Normandy musician Desiree Abba has a barely perceptible, albeit lasting, reminder that Dolly Parton’s groove once brought her to a hospital emergency room.

It’s the singer-songwriter’s earliest musical recollection that now includes numerous gigs on Oklahoma’s central music scene.

“I was two or three years old and I was dancing to a Dolly Parton video on TV,” said Abba, aka Desilu. “I loved her then and I still love her. How can you not love Dolly?

“While dancing in the living room I ended up tripping over something and hitting my head on the entertainment center. I had to go to the hospital, get stitches and now have a little permanent bump on my forehead because of it.Even though the music wasn’t kind to me at first, I still really like it.

This affection was returned to Desilu by fans of the Norman music scene and other collaborating musicians who embraced her warmly. The Spokane, Washington native came here eight years ago.

She plays guitar, writes songs and founded the recording duo The Shambliers (“Unbridled Sounds of the Future, Unwitting Tasteful Treats of the Past”) with Harold Bear. She also regularly performs solo in regional venues.

Desilu describes music as the best expressive outlet for her.

“I don’t feel like I’m very good at communicating, so writing music and creating art is a way for me to do that without feeling so uncomfortable,” he said. she declared. “I feel more comfortable expressing myself through music than speaking or interacting with people on a daily basis.”

Desilu alternates between jazz and folk styles during his solo acoustic guitar performances. She shares a regular bill on the first Wednesday of the month with singer-songwriter Celia Monroe at the Blue Bonnet Bar.

Desilu is a self-taught singer and guitarist who briefly took piano lessons. She now uses the keys mainly when composing new songs.

“I started playing the guitar in high school and was lucky when someone gave me one,” she said. “I started learning all the songs I was listening to at the time.”

Desilu began performing in public the same way Joni Mitchell did: singing and playing guitar at open-mic nights.

“I didn’t really have the confidence yet to just branch out and play,” she said. “Celia Monroe is the one who invited me to play with her. I loved the experience of that. I had been to the Blue Bonnet Bar many times and it was a comfortable space to play. It gave me the confidence to play in other places as well. I’ve met so many great musicians that way. I’ve learned so much from them.
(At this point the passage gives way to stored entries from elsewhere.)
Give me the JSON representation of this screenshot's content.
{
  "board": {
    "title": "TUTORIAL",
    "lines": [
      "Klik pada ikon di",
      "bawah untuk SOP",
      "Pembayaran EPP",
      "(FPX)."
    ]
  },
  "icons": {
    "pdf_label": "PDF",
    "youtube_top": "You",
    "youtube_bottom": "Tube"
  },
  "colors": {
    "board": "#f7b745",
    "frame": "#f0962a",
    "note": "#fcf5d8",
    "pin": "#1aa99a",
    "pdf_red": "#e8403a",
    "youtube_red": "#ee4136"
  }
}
Desilu honed his skills playing at the Resonator Institute, Oscillator Press, Beer is Good Brewing Company, Deli, Vices Bar in El Reno and George’s Stables in Stillwater. She plays her original compositions during these concerts.

“I tend to start writing a new song after reading something I really like,” Desilu said. “A song called ‘Helena’ is about a character from Shakespeare’s ‘A Midsummer Night’s Dream.’ It’s about her but also about how it relates to me.I’m going to take a character, a poem or a life circumstance that I can relate to and write about it that way.

“My listeners have been very encouraging. Other guitarists complimented “Honeybee”, which is one of my most jazzy songs that I will be recording soon. Being told that I use unique chords is something I really appreciate.

Desilu learned to relax and enjoy the moments of his live shows.

“If I forget a lyric, I can make a joke about it, and people don’t care as long as you recover well,” she said. “What I was afraid of at first was a lot more fun for me than I expected.”

Collaborating with other musicians has been a beneficial learning experience for Desilu. She recorded some of her singles for an EP with Harold Bear in her studio.

“There are so many great musicians to work with here at Norman,” she said. “I enjoyed Norman Music Festival and look forward to its return. The music scene here is so diverse.

Desilu will next perform live with Celia Monroe at 9 p.m. on March 2 at the Blue Bonnet Bar, 321 E. Main St.